The PPA market faces hurdles
So far 30 PPAs have been signed in Greece, split almost equally between physical and financial deals. A few so-called sleeved PPAs involve intermediaries, such as the deal between the Public Power Corp. (PPC) and Viohalco with Heron as the middleman.
Despite the interest that large consumers initially showed, the market seems to need more time to move forward with the required speed.
A renewable energy project with a PPA gets priority in grid connection. However, consumers hesitate for reasons including curtailments that cause uncertainty about available production and affect virtual PPAs. Expectations of a drop in power prices can also lead consumers to the wholesale market instead of locking a price for many years through PPAs.

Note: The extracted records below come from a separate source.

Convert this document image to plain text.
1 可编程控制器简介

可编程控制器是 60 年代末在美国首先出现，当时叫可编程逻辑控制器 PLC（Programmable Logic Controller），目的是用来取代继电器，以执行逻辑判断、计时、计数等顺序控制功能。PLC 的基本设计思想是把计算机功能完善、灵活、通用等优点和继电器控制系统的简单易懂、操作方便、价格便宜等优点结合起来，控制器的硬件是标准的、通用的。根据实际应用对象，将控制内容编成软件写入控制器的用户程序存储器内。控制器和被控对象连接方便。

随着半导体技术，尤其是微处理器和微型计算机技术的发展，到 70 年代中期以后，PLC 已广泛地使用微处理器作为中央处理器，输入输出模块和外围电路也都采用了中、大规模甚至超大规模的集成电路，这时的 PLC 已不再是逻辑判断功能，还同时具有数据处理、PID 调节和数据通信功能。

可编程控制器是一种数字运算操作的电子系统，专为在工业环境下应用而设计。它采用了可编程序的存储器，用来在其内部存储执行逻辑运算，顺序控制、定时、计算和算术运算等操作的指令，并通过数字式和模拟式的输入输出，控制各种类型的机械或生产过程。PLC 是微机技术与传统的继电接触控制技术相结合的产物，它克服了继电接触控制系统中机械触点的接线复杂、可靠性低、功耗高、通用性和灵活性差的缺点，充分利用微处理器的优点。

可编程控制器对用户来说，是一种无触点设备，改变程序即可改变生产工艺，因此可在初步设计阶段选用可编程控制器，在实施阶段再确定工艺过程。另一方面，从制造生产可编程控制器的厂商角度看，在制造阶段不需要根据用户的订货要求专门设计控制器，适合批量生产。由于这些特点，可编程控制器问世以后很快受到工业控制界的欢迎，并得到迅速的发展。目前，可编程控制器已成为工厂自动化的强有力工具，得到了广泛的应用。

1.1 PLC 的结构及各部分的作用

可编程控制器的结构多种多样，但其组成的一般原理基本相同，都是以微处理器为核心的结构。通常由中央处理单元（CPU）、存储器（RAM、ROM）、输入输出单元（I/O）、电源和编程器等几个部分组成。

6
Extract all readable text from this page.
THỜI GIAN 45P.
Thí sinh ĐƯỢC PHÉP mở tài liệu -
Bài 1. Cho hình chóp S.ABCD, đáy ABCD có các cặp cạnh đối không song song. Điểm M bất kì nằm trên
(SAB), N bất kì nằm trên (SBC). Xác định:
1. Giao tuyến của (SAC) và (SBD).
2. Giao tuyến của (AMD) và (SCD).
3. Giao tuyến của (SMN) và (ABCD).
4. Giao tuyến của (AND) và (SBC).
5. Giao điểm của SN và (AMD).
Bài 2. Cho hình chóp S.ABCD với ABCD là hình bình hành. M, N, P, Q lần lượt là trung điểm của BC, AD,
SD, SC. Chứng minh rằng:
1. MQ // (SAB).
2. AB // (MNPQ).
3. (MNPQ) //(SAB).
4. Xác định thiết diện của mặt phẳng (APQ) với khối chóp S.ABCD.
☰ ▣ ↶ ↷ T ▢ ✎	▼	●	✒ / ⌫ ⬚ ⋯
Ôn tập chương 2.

Mytilineos: Green Pool initiative rejected after a year
Greek industries have placed their hopes on the so-called Green Pool, a framework of public support for new PPAs. It was designed to help large industrial electricity consumers like aluminium, steel, glass and cement plants jointly sign up under the supervision of a public body acting as a single buyer and seller for participating companies.
However, the European Commission rejected the government’s proposal last month, and new efforts are being made to resubmit it in a new and better form.
Mytilineos Group’s chairman and CEO Evangelos Mytilineos lamented the commission’s decision at the time. “Unfortunately, we heard the bad news that the Green Pool plan was rejected after a year of consultations. Each country is trying to achieve economies of scale, and it is tough,” he stated.
It should be noted that the PPA market has been facing challenges over the past the last couple of years in Europe as a whole. Prices rose during the energy crisis and many companies turned to other mechanisms to achieve price stability. As part of the new electricity market architecture, to be concluded by the end of this year, the EU focuses on both PPAs and contracts for difference (CfDs) as well as on improving the futures market, in order to provide a complete range of solutions to consumers and producers alike.